Very little is asked of the German government-to adjust the problem of passports for the refugees. The German government has created an international problem by violating the human rights of an element of its own population, by setting up false race theories and by inventing all sorts of pretexts for persecuting the Jews. The Nazi “Aryans” wish to be regarded as the “Chosen People,” as superior to the rest of the world. They are trying to demonstrate their “superiority” by resorting to acts of barbarism, by uprooting not only the Jews but also Judaism as well as Christianity. The Nazi offensive is directed at Christianity because it sprang from Judaism. Hitlerism is just as grave a challenge to the Christian world as to the Jews. And the answer to Hitlerism must come from the Christian world as well as from the Jews. It is a question of war and peace, of might and right, of darkness and light, of barbarism and civilization. It is the revolt of the hairy ape against civilized man.”

High Commissioner McDonald and Lord Robert Cecil are right when they emphasize that the problem of the German refugees is not merely a Jewish problem, but that it should be the concern of the entire civilized world.

Palestine is recognized as the only bright ray of hope in connection with the settlement of refugees. But Palestine can at this time absorb a far larger number of refugees than are admitted there. The great British statesman, Lord Robert Cecil, who has done so much for the rehabilitation of Palestine in the spirit of the Balfour Declaration, should exert his influence in this crisis with the British government to give a more liberal interpretation of the historic Balfour Declaration and the Mandate, to fulfill the sacred pledge made by the British government to the Jewish people. Palestine is prospering now because of the efforts of Jewish labor, of Jewish enterprise and of Jewish investments. There is a shortage of labor in Palestine just now.
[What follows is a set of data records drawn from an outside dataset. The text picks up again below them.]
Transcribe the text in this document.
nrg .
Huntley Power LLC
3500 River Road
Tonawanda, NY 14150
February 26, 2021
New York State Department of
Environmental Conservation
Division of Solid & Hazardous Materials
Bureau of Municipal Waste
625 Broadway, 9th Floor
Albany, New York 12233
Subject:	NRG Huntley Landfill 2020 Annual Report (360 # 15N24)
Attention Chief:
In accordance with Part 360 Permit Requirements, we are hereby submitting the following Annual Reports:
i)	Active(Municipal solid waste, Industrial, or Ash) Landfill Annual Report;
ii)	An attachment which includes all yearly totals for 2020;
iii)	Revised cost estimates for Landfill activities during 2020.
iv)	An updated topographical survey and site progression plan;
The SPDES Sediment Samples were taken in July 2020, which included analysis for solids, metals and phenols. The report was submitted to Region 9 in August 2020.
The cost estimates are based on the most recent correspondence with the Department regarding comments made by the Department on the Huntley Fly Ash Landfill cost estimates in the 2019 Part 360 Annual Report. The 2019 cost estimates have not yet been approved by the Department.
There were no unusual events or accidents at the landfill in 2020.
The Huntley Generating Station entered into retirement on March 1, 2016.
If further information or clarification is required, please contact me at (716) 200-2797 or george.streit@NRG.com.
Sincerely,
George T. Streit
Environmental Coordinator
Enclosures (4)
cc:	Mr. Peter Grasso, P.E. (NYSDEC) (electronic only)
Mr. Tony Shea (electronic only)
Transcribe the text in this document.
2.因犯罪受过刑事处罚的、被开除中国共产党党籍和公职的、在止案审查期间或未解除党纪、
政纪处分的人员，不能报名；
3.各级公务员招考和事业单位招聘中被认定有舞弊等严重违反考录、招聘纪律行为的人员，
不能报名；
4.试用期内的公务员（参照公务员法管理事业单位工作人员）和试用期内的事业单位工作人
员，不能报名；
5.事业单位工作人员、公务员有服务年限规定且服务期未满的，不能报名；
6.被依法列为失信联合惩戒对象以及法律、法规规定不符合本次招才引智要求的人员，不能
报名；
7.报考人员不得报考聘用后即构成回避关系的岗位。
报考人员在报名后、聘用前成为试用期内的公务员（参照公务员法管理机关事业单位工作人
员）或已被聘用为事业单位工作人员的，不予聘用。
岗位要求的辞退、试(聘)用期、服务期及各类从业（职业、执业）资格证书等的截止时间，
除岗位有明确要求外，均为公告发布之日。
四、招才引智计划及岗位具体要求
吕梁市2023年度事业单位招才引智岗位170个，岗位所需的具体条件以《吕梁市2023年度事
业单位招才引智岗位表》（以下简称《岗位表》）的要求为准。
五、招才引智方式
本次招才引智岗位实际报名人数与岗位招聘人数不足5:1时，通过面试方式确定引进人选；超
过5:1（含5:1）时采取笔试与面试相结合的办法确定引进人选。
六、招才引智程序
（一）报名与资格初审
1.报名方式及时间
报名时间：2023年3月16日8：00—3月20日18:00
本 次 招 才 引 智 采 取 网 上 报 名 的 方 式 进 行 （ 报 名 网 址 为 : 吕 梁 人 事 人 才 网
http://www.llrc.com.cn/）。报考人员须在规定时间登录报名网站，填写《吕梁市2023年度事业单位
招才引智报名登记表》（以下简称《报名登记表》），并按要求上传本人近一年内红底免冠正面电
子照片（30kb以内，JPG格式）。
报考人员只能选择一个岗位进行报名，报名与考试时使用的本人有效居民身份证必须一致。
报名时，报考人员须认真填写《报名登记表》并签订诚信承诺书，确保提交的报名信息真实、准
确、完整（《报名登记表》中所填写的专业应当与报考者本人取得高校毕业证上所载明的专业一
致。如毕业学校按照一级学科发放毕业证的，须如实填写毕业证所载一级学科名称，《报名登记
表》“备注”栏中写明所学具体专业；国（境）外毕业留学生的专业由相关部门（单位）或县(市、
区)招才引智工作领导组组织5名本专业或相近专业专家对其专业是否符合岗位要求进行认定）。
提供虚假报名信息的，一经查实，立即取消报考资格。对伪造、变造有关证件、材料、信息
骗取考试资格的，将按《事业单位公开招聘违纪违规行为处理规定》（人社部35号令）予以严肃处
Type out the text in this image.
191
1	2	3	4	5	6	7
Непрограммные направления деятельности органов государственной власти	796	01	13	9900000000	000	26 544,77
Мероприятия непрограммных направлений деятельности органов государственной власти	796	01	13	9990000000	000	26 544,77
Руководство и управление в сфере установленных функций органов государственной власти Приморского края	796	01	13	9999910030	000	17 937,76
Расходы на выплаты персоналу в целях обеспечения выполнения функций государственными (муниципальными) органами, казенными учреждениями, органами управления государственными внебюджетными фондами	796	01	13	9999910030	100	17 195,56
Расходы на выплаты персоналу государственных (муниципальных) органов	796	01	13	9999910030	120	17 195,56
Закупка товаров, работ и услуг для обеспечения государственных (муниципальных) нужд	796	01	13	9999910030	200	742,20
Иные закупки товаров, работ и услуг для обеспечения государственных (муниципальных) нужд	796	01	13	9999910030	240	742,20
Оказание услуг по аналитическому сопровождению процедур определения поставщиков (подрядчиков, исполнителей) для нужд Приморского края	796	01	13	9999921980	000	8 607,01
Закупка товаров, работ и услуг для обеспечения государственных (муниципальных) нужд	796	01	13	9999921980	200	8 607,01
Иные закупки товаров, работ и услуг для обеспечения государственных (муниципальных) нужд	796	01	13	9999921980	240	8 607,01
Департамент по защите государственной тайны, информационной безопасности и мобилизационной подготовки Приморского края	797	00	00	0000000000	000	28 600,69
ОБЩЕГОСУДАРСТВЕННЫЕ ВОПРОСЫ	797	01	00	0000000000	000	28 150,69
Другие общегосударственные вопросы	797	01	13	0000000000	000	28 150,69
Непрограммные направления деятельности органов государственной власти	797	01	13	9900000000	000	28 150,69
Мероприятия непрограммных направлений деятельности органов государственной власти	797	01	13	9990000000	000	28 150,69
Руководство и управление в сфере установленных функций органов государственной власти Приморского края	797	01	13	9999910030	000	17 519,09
To keep down Jewish immigration to Palestine at such a time as this, when the country’s absorptive capacity justifies a much larger number of immigration certificates than that granted by the government, and when the tragedy in Germany has made thousands of the ablest and the most intelligent Jews homeless; to treat the present situation as normal, to resort to technicalities-all this is hardly in keeping with the world’s conception of the fairness of the British people and is not in the spirit of the Balfour Declaration.